Thai Sweet Chili Sauce 

  • 1 cup medium/mild red chilies, chopped.
  • 1-3 Thai chilies, or to taste.
  • 8 cloves garlic, smashed.
  • 1 cup sugar.
  • ⅓ cup water.
  • ¾ cup white vinegar.
  • 1½ tsp fine grain salt.
  • 1 Tbsp tapioca starch dissolved in 3 Tbsp water (or use cornstarch)

 The ORIGINAL Sri Racha sauces that come from Sri Racha province are sweet and people there don't like the Huy Fong version!  I think this is partly due to pride, but also tastes.  Like Americans expect ketchup and mustard on their hamburgers, Thais have come to expect certain flavors on their dishes notably from branded sauces.  I don't expect to change that, but I hope to find a niche market that wants flavor & heat without sweetness.  
Honey could be a good compromise in the future instead of sugar but for now I want to stay away from even mildly sweet sauces or adding any sweet components.  In some ways I'm still a novice to the process of sauce making, and I want to get the process down where my sauces are consistent batch to batch even though they are "artisan" sauces.   ;)  So far, so good, and fortunately my family can tolerate heat so I can test on them.  

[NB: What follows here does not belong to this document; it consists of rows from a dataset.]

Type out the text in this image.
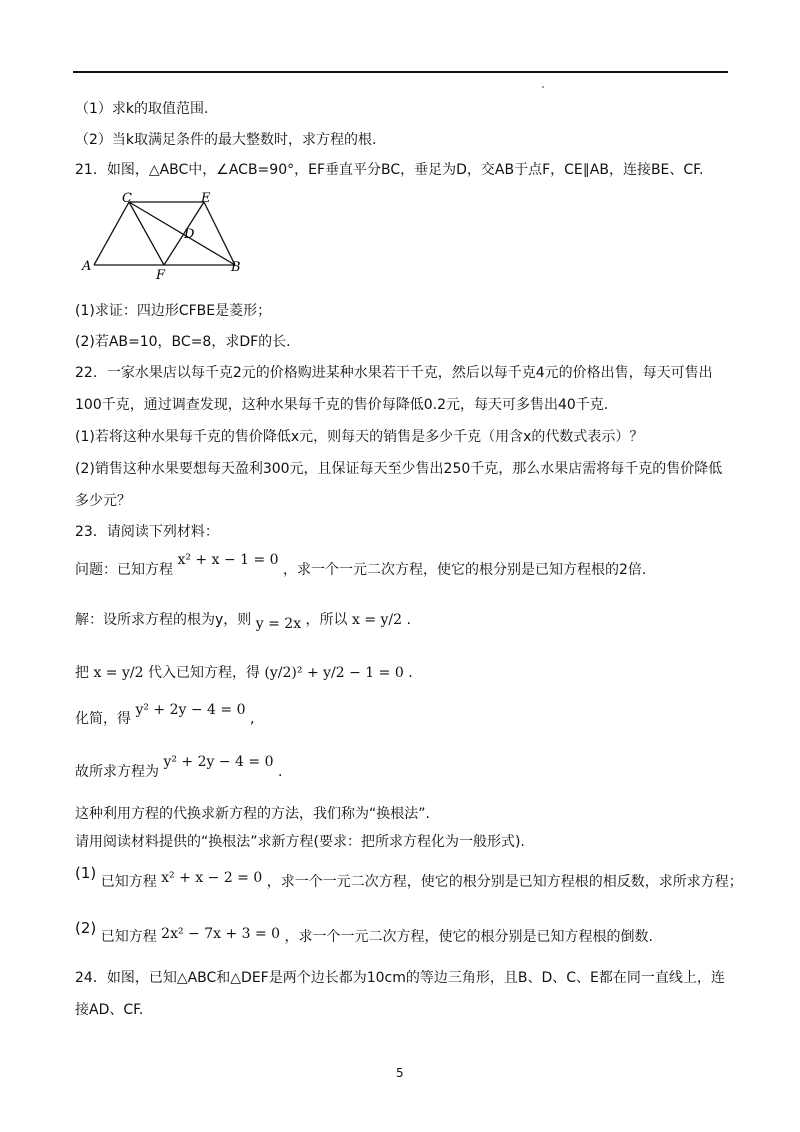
（1）求k的取值范围.
（2）当k取满足条件的最大整数时，求方程的根.
21．如图，△ABC中，∠ACB=90°，EF垂直平分BC，垂足为D，交AB于点F，CE∥AB，连接BE、CF.
C	E
D
A
F
B
(1)求证：四边形CFBE是菱形；
(2)若AB=10，BC=8，求DF的长.
22．一家水果店以每千克2元的价格购进某种水果若干千克，然后以每千克4元的价格出售，每天可售出
100千克，通过调查发现，这种水果每千克的售价每降低0.2元，每天可多售出40千克.
(1)若将这种水果每千克的售价降低x元，则每天的销售是多少千克（用含x的代数式表示）？
(2)销售这种水果要想每天盈利300元，且保证每天至少售出250千克，那么水果店需将每千克的售价降低
多少元？
23．请阅读下列材料：
问题：已知方程 x² + x − 1 = 0 ，求一个一元二次方程，使它的根分别是已知方程根的2倍.
解：设所求方程的根为y，则 y = 2x ，所以 x = y/2 .
把 x = y/2 代入已知方程，得 (y/2)² + y/2 − 1 = 0 .
化简，得 y² + 2y − 4 = 0 ,
故所求方程为 y² + 2y − 4 = 0 .
这种利用方程的代换求新方程的方法，我们称为“换根法”.
请用阅读材料提供的“换根法”求新方程(要求：把所求方程化为一般形式).
(1) 已知方程 x² + x − 2 = 0 ，求一个一元二次方程，使它的根分别是已知方程根的相反数，求所求方程；
(2) 已知方程 2x² − 7x + 3 = 0 ，求一个一元二次方程，使它的根分别是已知方程根的倒数.
24．如图，已知△ABC和△DEF是两个边长都为10cm的等边三角形，且B、D、C、E都在同一直线上，连
接AD、CF.
5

I do find it interesting that I know a LOT of Thai people that cannot tolerate spicy food at all.  Some are older and it's because of health reasons, but I know 4-5 Thai guys who use zero chilies in any of their food.  Also, the expectation is that farang, (westerners) cannot tolerate spicy food.  Then they see me eat lol. ;)
emanphoto said:
I do find it interesting that I know a LOT of Thai people that cannot tolerate spicy food at all.  Some are older and it's because of health reasons, but I know 4-5 Thai guys who use zero chilies in any of their food. 
 That is interesting...
saiias said:
 That is interesting...
Another typical sauce here is chilies in fish sauce.  Basically it is used instead of salt.  Fried rice dishes are pretty bland on their own so it's up to the individual to spice or season it.  I might use a little nam pla, but I mostly scoop out the chilies hehe!  Makes it salty enough.
emanphoto said:
Another typical sauce here is chilies in fish sauce.  Basically it is used instead of salt. 
I love me some Som Tum. That is the 1st thing I order when I go to an authentic thai restaurant here.
I think Som Tum has this sauce.. correct?
I don't particularly like som tum which is like sacrilege here, but as a side salad is a enough for me.  I don't get it with the fermented crab in it and same for my wife.  There are countless stands making som tum here and it is made to order in the way you like it.  People stand in line for it.
But as far as the sauce for som tum, I believe it is a combination of fish sauce (nam pla), sugar, and lime juice and chilies.  Yep, googled and this confirms that.  https://food.ndtv.com/recipe-som-tam-papaya-salad-408182
White Sugar is the poor mans cocaine, the industry cant keep up with the demand, its put in everything because its addictive. They discovered putting it in cigarettes makes people addicted much faster to them.